Implemented March 19, the Safe Passing ordinance stipulates that automobiles and small trucks must give at least three feet of clearance when passing “vulnerable road users,” while commercial motor vehicles must give six feet. City officials have begun to familiarize the public with the ordinance by giving it the slogan “steer clear.”

The ordinance now includes a fine for vehicles parked in bike lanes, said Mayor Daniel Guerrero. He hopes the ordinance will benefit the city overall by providing additional safety to vulnerable road users.

According to a Jan. 22 University Star article, the phrase “vulnerable road users” includes pedestrians, joggers, cyclists, skateboarders, equestrians, physically disabled people, construction and maintenance workers, tow truck operators, stranded motorists and farm equipment operators.

“It’s a safe initiative to try to get protection for anybody that is a vulnerable road user,” Guerrero said. “We’re trying to create an environment where they’ll have added protection enforcement.”

Matthew Lewis, director of Planning and Development Services, said implementation of the “steer clear” slogan and promotional program is in full effect. The city plans to analyze the highest population densities, identify them and connect those areas with surrounding bike facilities, Lewis said.

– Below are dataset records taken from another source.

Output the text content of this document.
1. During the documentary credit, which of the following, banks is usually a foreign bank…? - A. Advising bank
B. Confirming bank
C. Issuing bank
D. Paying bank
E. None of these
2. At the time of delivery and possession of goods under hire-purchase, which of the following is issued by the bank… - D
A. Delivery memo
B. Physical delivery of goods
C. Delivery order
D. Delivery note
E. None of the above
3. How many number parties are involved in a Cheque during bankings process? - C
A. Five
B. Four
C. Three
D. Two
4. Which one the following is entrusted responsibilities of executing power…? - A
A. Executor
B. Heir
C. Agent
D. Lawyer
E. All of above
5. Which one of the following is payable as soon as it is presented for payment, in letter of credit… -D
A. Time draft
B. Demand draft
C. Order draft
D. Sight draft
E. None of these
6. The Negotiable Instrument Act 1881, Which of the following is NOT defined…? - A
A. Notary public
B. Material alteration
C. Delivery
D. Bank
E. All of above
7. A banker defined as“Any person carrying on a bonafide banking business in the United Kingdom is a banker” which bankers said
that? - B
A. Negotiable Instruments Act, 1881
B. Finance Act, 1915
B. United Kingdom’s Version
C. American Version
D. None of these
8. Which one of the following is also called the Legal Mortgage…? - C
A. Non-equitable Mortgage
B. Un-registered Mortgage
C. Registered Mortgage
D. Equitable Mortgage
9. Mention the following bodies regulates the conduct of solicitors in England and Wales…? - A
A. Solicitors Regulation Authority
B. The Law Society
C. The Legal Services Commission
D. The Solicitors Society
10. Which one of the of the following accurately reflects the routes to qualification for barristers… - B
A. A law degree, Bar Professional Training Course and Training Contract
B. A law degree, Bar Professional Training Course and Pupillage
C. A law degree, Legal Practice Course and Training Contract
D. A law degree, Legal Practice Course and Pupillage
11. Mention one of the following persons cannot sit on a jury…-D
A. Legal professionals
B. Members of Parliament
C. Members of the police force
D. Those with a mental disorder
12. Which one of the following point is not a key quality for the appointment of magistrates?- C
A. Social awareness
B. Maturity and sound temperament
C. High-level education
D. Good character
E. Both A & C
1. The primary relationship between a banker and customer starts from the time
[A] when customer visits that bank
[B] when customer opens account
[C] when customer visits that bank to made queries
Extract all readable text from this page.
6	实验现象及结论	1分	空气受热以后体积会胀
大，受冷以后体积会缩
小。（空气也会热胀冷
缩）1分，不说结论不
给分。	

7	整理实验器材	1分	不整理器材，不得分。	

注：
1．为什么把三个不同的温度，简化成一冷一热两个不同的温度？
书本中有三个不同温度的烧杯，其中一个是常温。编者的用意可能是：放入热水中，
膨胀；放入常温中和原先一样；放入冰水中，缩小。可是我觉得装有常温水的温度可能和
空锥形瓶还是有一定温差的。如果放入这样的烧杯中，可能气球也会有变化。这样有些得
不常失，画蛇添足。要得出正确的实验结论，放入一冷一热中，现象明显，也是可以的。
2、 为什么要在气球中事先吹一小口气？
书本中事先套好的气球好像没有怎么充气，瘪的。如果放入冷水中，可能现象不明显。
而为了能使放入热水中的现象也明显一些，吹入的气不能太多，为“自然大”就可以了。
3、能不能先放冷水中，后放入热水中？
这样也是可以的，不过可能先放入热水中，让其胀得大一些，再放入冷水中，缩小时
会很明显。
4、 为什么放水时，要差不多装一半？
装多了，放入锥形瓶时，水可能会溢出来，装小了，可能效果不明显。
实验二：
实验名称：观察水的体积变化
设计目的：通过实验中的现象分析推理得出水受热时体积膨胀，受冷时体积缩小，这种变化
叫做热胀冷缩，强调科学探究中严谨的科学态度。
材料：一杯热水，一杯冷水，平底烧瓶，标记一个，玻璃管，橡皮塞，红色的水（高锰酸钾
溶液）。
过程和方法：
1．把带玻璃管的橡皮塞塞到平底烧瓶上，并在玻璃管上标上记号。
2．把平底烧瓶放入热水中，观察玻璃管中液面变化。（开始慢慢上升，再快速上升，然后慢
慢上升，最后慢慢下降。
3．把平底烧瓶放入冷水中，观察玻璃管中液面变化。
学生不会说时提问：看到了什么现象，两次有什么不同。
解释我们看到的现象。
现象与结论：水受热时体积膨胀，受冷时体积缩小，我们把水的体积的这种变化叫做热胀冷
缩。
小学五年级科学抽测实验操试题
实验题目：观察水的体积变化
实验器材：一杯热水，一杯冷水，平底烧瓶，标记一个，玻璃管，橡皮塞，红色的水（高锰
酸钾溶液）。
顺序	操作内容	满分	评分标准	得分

“The higher the population density, the more likely people are to ride bicycles, and the more people you have riding bikes, the safer it becomes because people become familiar with the traffic laws both in vehicles and on bikes,” Lewis said.

The city plans to incorporate the slogan into press releases, social media and its webpage in order to make the public aware of the message, said City Spokeswoman Melissa Millecam. The city is checking with the transportation department to gain permission to use the slogan on street signs.

“We think it would be very effective to have so all motor vehicles and vulnerable road users will be aware of the new regulation,” Millecam said.

Tamara Piper, owner of the local Pedal Power Bicycles shop, said the education for vehicle operators to give cyclists and other vulnerable road users a little extra room on the roadways will make drivers aware that people on bikes are normal road users.

“Some people think cyclists are supposed to be on the sidewalk,” Piper said. “There are some that literally do not know that it is okay and correct for cyclists to be on the road.”

Any convicted violator of the ordinance will face fines of up to $200, according to the city’s website. There will be a fine of up to $50 for those ticketed for parking in a bicycle lane.

In the past five years, San Marcos has experienced 152 collisions, including 10 fatalities, between vehicles and pedestrians or bicycles, according to a press release from the city.